O problema é que não somos intelectos puros que buscam a verdade desinteressadamente, avaliando argumentos e fatos de maneira imparcial. Na maioria dos casos —especialmente nos assuntos que importam para o sujeito— a razão tem um papel coadjuvante em definir nossas crenças e posições. Seguimos inclinações do nosso temperamento, as tendências dos grupos a que pertencemos e, não raro, as posições de pessoas nas quais confiamos.
É difícil manter-se razoável em meio a todos os apelos para que se adote este ou aquele lado de maneira acrítica. Receber para defender um deles certamente terá impacto em nosso posicionamento: no mínimo, em nossa disposição para considerar argumentos contrários e para mudar de ideia. É por isso que a descoberta do vínculo monetário mina a credibilidade do formador de opinião. Ao não revelar esse fato ao leitor, ele trai sua confiança. Se o leitor soubesse, daria menos crédito ao que o formador de opinião escreve. É por isso que esconder o vínculo é parte importante do jogo.

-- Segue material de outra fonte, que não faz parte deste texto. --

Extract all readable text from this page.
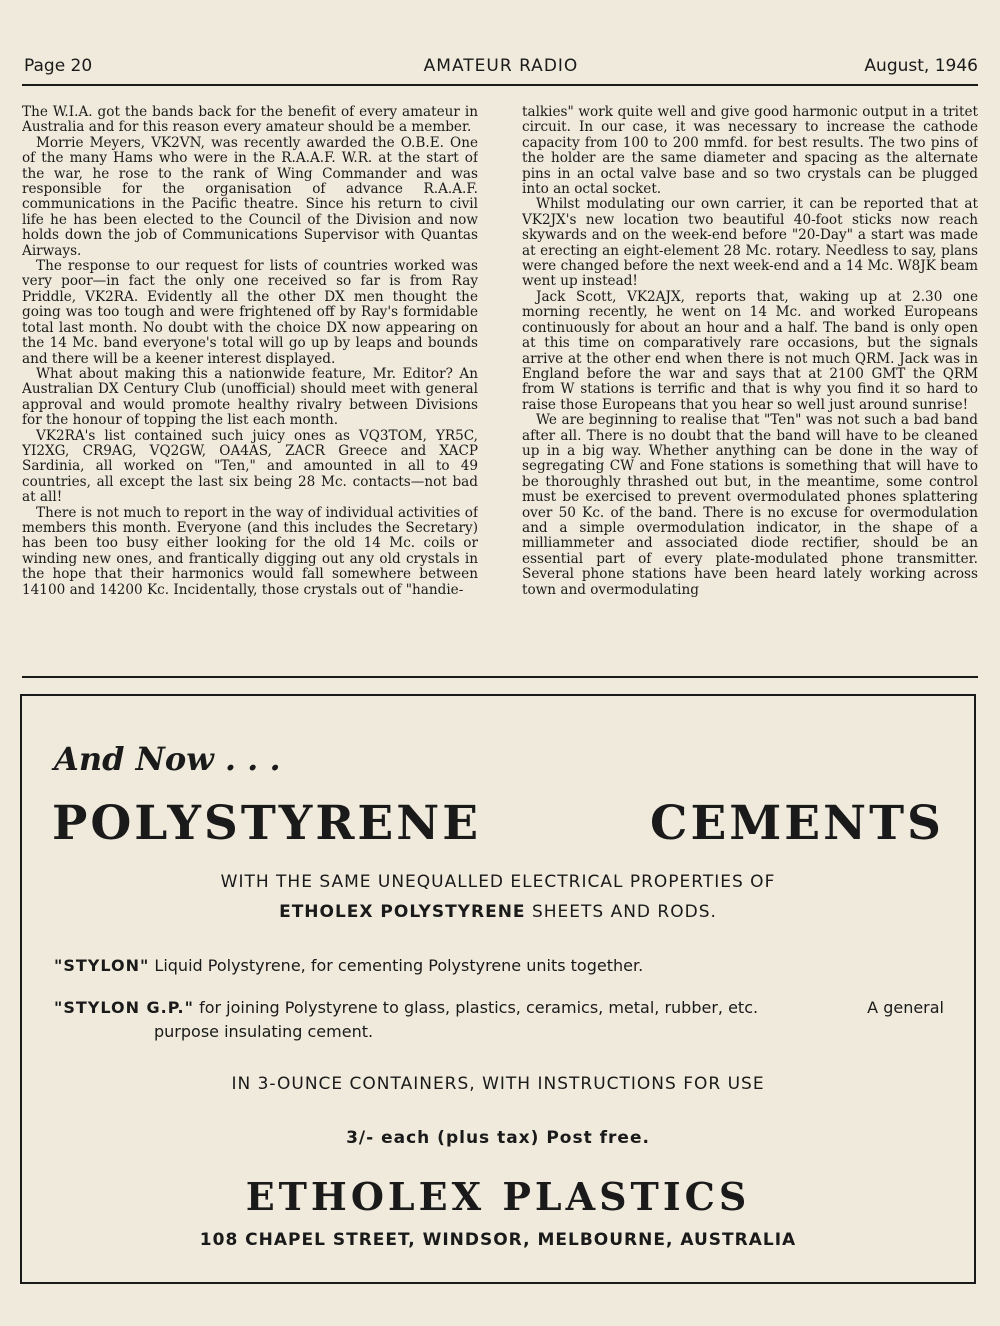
Page 20	AMATEUR RADIO	August, 1946

The W.I.A. got the bands back for the benefit of every amateur in Australia and for this reason every amateur should be a member.

Morrie Meyers, VK2VN, was recently awarded the O.B.E. One of the many Hams who were in the R.A.A.F. W.R. at the start of the war, he rose to the rank of Wing Commander and was responsible for the organisation of advance R.A.A.F. communications in the Pacific theatre. Since his return to civil life he has been elected to the Council of the Division and now holds down the job of Communications Supervisor with Quantas Airways.

The response to our request for lists of countries worked was very poor—in fact the only one received so far is from Ray Priddle, VK2RA. Evidently all the other DX men thought the going was too tough and were frightened off by Ray's formidable total last month. No doubt with the choice DX now appearing on the 14 Mc. band everyone's total will go up by leaps and bounds and there will be a keener interest displayed.

What about making this a nationwide feature, Mr. Editor? An Australian DX Century Club (unofficial) should meet with general approval and would promote healthy rivalry between Divisions for the honour of topping the list each month.

VK2RA's list contained such juicy ones as VQ3TOM, YR5C, YI2XG, CR9AG, VQ2GW, OA4AS, ZACR Greece and XACP Sardinia, all worked on "Ten," and amounted in all to 49 countries, all except the last six being 28 Mc. contacts—not bad at all!

There is not much to report in the way of individual activities of members this month. Everyone (and this includes the Secretary) has been too busy either looking for the old 14 Mc. coils or winding new ones, and frantically digging out any old crystals in the hope that their harmonics would fall somewhere between 14100 and 14200 Kc. Incidentally, those crystals out of "handie-

talkies" work quite well and give good harmonic output in a tritet circuit. In our case, it was necessary to increase the cathode capacity from 100 to 200 mmfd. for best results. The two pins of the holder are the same diameter and spacing as the alternate pins in an octal valve base and so two crystals can be plugged into an octal socket.

Whilst modulating our own carrier, it can be reported that at VK2JX's new location two beautiful 40-foot sticks now reach skywards and on the week-end before "20-Day" a start was made at erecting an eight-element 28 Mc. rotary. Needless to say, plans were changed before the next week-end and a 14 Mc. W8JK beam went up instead!

Jack Scott, VK2AJX, reports that, waking up at 2.30 one morning recently, he went on 14 Mc. and worked Europeans continuously for about an hour and a half. The band is only open at this time on comparatively rare occasions, but the signals arrive at the other end when there is not much QRM. Jack was in England before the war and says that at 2100 GMT the QRM from W stations is terrific and that is why you find it so hard to raise those Europeans that you hear so well just around sunrise!

We are beginning to realise that "Ten" was not such a bad band after all. There is no doubt that the band will have to be cleaned up in a big way. Whether anything can be done in the way of segregating CW and Fone stations is something that will have to be thoroughly thrashed out but, in the meantime, some control must be exercised to prevent overmodulated phones splattering over 50 Kc. of the band. There is no excuse for overmodulation and a simple overmodulation indicator, in the shape of a milliammeter and associated diode rectifier, should be an essential part of every plate-modulated phone transmitter. Several phone stations have been heard lately working across town and overmodulating

And Now . . .
POLYSTYRENE CEMENTS
WITH THE SAME UNEQUALLED ELECTRICAL PROPERTIES OF
ETHOLEX POLYSTYRENE SHEETS AND RODS.
"STYLON" Liquid Polystyrene, for cementing Polystyrene units together.
"STYLON G.P." for joining Polystyrene to glass, plastics, ceramics, metal, rubber, etc.	A general
purpose insulating cement.
IN 3-OUNCE CONTAINERS, WITH INSTRUCTIONS FOR USE
3/- each (plus tax) Post free.
ETHOLEX PLASTICS
108 CHAPEL STREET, WINDSOR, MELBOURNE, AUSTRALIA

O sonho da internet como um espaço aberto para o cidadão autônomo expressar sua opinião, enriquecer o debate público e aprender no processo revelou-se ingênuo. Jamais chegaremos ao ideal do espaço público democrático e honesto. O que podemos fazer é combater as práticas que buscam pervertê-lo intencionalmente, minando a confiança que podemos ter uns nos outros.